Thanks for your question. You are right in the fact that I have not always embraced the doctrines of grace. Concerning the specific matter of the atonement of Christ, in coming to see the clarity of the Scriptures on this issue, by far the most compelling argument in determining my change of view was this fact: The Arminian understanding of the atonement (which was my former view) undermines the mission, purpose and unity of the Godhead. That is strong language to be sure, so please allow me to explain:
In Arminian theology three different groups of people are in view:
1. The Father elects those whom He foresaw as believing in Christ (that's one group).
2. The Son dies for everyone in what we would call a universal atonement (that's a second group).
3. The Holy Spirit then seeks to woo/draw those who hear the Gospel (yet a third group). We should note that there are many who will never hear the Gospel of Christ.
Quite clearly, these are three entirely different groups of people.
Jesus made it very clear that His mission was to do the will of the Father. In John 6 we have His words recorded:
37 All that the Father gives me will come to me, and whoever comes to me I will never cast out. 38 For I have come down from heaven, not to do my own will but the will of him who sent me. 39 And this is the will of him who sent me, that I should lose nothing of all that he has given me, but raise it up on the last day.

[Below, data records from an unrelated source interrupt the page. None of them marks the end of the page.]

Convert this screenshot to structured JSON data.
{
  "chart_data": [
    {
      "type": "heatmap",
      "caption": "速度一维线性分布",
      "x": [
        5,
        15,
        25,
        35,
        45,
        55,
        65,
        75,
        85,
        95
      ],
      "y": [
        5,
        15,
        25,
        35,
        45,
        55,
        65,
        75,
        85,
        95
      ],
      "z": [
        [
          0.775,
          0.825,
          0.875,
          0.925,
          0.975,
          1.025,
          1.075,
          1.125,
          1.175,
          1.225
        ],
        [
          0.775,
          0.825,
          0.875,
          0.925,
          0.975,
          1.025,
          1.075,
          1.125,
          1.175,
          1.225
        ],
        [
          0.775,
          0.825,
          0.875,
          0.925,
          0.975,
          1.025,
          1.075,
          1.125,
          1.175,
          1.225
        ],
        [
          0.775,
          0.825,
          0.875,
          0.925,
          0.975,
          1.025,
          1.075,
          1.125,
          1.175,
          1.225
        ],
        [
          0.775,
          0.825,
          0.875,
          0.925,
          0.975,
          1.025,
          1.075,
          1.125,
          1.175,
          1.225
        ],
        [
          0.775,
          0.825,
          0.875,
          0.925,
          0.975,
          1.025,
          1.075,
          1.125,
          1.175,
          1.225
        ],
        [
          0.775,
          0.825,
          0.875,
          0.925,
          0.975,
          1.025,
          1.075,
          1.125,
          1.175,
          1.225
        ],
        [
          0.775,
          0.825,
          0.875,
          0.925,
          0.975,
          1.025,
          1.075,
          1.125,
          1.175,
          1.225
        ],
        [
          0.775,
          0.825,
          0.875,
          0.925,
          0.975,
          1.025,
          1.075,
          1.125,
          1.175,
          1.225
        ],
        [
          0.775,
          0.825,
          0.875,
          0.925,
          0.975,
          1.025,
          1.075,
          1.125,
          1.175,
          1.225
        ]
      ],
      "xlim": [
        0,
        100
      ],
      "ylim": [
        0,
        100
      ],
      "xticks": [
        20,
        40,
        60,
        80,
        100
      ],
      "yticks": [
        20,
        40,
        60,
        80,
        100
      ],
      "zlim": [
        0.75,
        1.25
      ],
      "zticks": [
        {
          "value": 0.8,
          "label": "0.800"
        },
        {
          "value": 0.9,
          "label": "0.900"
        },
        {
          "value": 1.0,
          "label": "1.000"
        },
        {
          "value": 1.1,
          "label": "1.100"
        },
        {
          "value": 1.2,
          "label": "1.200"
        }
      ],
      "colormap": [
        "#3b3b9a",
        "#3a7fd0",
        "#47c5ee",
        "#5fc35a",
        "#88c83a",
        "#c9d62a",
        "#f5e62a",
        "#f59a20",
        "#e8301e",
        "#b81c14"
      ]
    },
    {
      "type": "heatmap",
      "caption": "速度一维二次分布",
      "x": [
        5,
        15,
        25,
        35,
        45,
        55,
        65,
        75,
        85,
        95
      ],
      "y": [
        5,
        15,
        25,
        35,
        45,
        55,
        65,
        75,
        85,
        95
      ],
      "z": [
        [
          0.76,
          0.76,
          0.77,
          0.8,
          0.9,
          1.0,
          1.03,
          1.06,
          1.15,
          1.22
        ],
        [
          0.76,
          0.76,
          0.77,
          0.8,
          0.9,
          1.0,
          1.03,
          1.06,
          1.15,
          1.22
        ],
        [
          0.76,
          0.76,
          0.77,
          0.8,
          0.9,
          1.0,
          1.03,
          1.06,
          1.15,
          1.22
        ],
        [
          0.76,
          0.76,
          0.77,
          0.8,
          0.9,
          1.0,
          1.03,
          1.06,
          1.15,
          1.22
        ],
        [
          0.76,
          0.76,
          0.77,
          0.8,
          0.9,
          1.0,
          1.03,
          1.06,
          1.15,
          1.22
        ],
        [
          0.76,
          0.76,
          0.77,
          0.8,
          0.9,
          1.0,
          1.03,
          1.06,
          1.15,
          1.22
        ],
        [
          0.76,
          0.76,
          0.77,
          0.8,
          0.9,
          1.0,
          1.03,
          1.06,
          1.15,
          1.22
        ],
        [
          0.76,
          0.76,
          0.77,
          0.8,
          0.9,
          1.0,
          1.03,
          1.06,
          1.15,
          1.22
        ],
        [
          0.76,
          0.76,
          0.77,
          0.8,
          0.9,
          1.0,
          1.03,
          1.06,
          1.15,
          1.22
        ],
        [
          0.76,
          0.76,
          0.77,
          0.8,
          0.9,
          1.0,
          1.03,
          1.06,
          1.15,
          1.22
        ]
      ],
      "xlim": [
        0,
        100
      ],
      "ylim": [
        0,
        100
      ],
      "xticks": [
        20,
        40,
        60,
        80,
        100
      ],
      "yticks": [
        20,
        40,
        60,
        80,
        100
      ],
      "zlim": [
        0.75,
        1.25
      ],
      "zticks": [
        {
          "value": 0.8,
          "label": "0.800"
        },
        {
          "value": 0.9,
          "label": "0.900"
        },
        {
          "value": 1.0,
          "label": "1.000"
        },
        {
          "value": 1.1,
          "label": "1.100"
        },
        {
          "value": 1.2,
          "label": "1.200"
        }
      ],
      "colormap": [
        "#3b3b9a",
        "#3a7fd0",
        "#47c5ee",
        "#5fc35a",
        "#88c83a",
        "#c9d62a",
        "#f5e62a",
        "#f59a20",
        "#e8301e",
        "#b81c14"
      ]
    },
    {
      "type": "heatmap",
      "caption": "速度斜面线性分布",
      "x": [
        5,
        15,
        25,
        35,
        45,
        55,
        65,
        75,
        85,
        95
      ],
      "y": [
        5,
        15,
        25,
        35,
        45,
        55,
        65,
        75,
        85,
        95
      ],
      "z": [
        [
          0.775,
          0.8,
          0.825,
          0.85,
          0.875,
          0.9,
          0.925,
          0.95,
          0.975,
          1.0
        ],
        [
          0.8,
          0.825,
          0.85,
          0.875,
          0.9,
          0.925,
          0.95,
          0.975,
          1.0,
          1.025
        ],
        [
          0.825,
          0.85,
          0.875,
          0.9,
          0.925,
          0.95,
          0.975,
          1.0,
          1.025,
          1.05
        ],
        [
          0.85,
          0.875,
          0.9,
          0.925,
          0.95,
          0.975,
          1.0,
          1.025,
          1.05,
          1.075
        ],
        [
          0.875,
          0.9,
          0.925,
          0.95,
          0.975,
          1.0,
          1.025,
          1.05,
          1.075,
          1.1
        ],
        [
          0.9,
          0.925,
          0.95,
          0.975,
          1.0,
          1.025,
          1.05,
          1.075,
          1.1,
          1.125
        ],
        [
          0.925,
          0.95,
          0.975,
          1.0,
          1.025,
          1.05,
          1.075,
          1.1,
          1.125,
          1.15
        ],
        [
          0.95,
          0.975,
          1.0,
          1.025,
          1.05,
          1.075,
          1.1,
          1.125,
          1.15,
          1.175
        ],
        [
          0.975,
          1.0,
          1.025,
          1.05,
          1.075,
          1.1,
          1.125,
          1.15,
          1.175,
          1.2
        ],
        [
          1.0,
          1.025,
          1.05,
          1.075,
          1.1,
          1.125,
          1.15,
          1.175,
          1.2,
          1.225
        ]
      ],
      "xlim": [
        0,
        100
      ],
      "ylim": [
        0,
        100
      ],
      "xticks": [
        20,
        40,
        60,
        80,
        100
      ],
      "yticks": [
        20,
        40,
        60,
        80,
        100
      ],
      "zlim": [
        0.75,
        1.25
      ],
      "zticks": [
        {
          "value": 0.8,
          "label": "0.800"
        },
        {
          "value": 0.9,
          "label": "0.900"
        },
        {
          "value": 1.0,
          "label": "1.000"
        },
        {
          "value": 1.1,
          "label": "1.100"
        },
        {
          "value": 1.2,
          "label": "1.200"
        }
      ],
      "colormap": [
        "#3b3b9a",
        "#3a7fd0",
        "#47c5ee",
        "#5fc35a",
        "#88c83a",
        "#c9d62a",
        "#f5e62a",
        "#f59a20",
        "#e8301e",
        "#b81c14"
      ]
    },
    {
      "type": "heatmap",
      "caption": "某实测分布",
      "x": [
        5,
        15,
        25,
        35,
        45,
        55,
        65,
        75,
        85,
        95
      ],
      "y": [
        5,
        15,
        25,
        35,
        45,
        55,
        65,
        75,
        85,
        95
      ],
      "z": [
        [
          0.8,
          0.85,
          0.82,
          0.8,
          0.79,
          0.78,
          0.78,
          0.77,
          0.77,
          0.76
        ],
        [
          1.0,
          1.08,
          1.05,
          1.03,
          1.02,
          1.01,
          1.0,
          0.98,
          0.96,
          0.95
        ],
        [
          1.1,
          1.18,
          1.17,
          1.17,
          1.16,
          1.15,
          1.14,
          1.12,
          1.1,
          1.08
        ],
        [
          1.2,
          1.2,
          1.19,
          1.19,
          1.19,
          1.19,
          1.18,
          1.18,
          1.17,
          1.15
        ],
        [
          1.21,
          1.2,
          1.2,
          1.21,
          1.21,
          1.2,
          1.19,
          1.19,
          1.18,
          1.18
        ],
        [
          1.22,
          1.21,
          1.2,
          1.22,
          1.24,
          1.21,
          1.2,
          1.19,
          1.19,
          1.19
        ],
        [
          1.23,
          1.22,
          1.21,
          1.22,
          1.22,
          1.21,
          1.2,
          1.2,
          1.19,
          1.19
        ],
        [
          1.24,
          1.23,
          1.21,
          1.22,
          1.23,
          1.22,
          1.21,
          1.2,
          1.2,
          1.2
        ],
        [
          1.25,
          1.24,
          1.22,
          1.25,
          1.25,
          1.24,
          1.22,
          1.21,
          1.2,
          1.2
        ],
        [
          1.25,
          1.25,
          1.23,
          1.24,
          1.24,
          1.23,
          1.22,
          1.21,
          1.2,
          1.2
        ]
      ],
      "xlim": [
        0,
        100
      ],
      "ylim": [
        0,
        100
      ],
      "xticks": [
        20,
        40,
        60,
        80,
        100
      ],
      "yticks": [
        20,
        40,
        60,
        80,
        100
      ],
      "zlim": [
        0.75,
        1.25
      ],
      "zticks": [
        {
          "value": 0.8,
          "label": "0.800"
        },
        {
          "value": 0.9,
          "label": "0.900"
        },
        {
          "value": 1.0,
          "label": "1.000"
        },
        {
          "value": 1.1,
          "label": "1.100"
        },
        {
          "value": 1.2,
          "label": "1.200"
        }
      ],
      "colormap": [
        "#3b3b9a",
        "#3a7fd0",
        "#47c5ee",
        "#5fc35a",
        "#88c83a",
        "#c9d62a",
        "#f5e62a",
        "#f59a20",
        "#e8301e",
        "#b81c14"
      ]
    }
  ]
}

Jesus and the Father were never at odds for even a moment. Christ came to do the Father's will which involved losing none of the ones given to Him by the Father and raising that entire group up to eternal life. Jesus confirmed this unity of purpose in John 10:30 when He said, "I and the Father are one." Here we see the Father and the Son in perfect accord, united in will, purpose and mission. What is true of the Father and the Son is also true of the Holy Spirit. The entire Trinity, Father, Son and Holy Spirit are united in purpose and have been from eternity.
In contrast with the fragmented view of Trinitarian redemption found in Arminian theology, I found the consistency of the Scripture revealed in the Reformed view of the cross. As C. H. Spurgeon once said, "Reformed theology is simply a nickname for biblical Christianity."
Here was the clincher for me. Only in the Reformed view is the unity of the Godhead maintained.
The Father planned redemption for those He chose to save; the Son accomplished redemption for them, and the Holy Spirit applies redemption to them in what we call irresistible grace. All three persons of the Trinity work in harmony to bring about the salvation of the elect.
So to answer your question, the number 1 argument that convinced me that "Particular Redemption" is the biblical doctrine of the atonement was this; the unity of the Godhead in the work of redemption.